A phase 2/3 randomized, double-blind, placebo-controlled crossover trial followed by an open-label treatment extension of elamipretide in subjects with genetically confirmed BTHS (TAZPOWER Trial) is ongoing. The TAZPOWER Trial was designed to evaluate the efficacy and safety of the clinical-phase, investigational product elamipretide in patients with Barth syndrome; 12 patients (mean age 19.5 years, range 12 to 35 years) with genetically confirmed BTHS were enrolled. The phenotype in these patients was that of hypertrophic cardiomyopathy characterized by lower than normal LV end-diastolic volume and normal LV ejection fraction. In Part 1 of the trial, participants received once-daily subcutaneous injections of 40 mg elamipretide for 12 weeks, followed by a 12-week treatment with placebo, or vice versa, with a 4-week “washout” that occurred between each treatment. The second part of the ongoing trial involves an open-label extension for up to 168 weeks, in which 10 of the 12 patients participated. The primary objective, assessed at week 12, is the change from baseline in the 6MWT. Additional outcome measures include functional measures of muscle strength and heart performance, and subjective measures of patient-reported outcomes, as well as adverse effects.

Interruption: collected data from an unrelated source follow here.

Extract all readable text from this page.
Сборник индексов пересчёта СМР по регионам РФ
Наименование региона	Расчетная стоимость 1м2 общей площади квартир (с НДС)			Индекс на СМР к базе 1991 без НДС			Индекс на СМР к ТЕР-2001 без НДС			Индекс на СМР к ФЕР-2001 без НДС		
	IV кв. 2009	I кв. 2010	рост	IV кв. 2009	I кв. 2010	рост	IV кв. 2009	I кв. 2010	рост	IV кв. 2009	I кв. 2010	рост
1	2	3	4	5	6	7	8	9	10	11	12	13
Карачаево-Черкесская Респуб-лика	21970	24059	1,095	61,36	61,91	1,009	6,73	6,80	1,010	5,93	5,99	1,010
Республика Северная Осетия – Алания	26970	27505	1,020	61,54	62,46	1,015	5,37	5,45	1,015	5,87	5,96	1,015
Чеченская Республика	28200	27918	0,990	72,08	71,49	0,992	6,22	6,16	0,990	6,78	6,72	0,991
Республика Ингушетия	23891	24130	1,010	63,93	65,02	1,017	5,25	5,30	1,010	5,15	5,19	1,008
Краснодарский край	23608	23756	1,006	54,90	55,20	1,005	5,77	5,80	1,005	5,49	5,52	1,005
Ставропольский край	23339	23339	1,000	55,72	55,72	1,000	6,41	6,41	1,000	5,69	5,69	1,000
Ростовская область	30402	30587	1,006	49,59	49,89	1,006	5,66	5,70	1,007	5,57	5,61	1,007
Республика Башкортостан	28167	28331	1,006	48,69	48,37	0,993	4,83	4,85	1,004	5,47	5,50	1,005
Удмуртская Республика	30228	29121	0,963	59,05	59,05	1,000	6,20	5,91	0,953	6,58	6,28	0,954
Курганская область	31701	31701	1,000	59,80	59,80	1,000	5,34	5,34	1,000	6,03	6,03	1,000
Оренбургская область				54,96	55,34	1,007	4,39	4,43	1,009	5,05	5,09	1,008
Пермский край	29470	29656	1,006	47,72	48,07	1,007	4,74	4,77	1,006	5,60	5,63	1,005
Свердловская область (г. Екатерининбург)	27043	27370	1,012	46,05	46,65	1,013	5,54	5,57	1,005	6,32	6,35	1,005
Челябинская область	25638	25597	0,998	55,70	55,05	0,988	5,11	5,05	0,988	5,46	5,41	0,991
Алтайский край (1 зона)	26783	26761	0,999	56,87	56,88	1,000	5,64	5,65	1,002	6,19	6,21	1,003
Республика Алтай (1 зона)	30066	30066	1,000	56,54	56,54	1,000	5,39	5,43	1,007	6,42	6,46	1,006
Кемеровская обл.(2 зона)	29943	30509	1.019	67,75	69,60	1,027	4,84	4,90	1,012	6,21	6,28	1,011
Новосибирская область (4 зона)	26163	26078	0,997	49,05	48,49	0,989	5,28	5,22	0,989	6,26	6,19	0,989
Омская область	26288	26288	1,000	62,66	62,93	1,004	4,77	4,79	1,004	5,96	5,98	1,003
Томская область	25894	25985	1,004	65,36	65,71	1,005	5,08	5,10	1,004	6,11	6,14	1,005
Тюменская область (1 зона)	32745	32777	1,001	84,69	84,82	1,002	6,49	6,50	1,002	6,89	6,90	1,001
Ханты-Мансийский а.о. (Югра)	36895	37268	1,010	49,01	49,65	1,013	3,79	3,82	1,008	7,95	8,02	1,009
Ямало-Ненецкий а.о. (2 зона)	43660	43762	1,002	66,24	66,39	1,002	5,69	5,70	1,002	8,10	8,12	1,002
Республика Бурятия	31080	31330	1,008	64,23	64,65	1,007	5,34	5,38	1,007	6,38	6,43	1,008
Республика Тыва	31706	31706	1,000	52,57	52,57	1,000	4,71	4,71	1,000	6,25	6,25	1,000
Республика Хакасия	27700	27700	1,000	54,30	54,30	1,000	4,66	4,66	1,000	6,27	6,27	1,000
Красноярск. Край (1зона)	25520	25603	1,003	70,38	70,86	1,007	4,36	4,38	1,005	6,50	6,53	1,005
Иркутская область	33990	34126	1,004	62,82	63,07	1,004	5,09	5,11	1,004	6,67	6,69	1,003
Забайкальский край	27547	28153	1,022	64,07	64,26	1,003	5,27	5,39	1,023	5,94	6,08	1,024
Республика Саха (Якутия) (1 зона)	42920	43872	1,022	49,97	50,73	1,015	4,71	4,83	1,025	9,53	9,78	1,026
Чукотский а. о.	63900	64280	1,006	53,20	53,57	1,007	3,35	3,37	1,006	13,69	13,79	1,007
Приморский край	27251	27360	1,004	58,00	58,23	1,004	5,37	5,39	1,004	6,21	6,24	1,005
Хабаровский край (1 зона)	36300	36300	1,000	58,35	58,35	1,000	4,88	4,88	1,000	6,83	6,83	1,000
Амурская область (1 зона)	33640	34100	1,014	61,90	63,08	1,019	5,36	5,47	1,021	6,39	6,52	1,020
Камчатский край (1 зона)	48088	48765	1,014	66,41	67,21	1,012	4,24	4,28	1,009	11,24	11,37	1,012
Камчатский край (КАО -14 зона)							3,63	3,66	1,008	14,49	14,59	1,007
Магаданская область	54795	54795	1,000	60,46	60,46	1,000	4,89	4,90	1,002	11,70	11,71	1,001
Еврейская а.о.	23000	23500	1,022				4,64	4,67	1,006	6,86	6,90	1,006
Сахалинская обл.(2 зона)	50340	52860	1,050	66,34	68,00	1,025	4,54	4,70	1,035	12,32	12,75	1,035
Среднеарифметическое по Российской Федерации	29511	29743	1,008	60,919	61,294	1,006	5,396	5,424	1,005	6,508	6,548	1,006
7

Cardiac dysfunction has been shown to be a primary cause of early mortality in this patient population and improvements in left ventricular end-diastolic volume (LVEDV) and stroke volume are major determinants of peak exercise capacity in patients with hypertrophic cardiomyopathy. Recently reported trial results showed that elamipretide improves overall cardiac function, with averaged indexed cardiac stroke volumes increasing by 27%—from 40.8 mL at the start of the trial (baseline) to 51.8 mL—after 36 weeks of treatment with elamipretide in the open-label extension. In this study, elamipretide was generally well tolerated with the majority of adverse events being mild to moderate in severity. The most commonly reported adverse event was injection site reactions, occurring in 100% of patients while taking elamipretide [185, 186]. The U.S. Food and Drug Administration (FDA) has granted Fast Track and Orphan Drug designations for elamipretide for the treatment of patients with Barth syndrome. The encouraging clinical results seen in patients with BTHS treated with elamipretide support the potential use of this drug for the clinical management of this rare disease syndrome.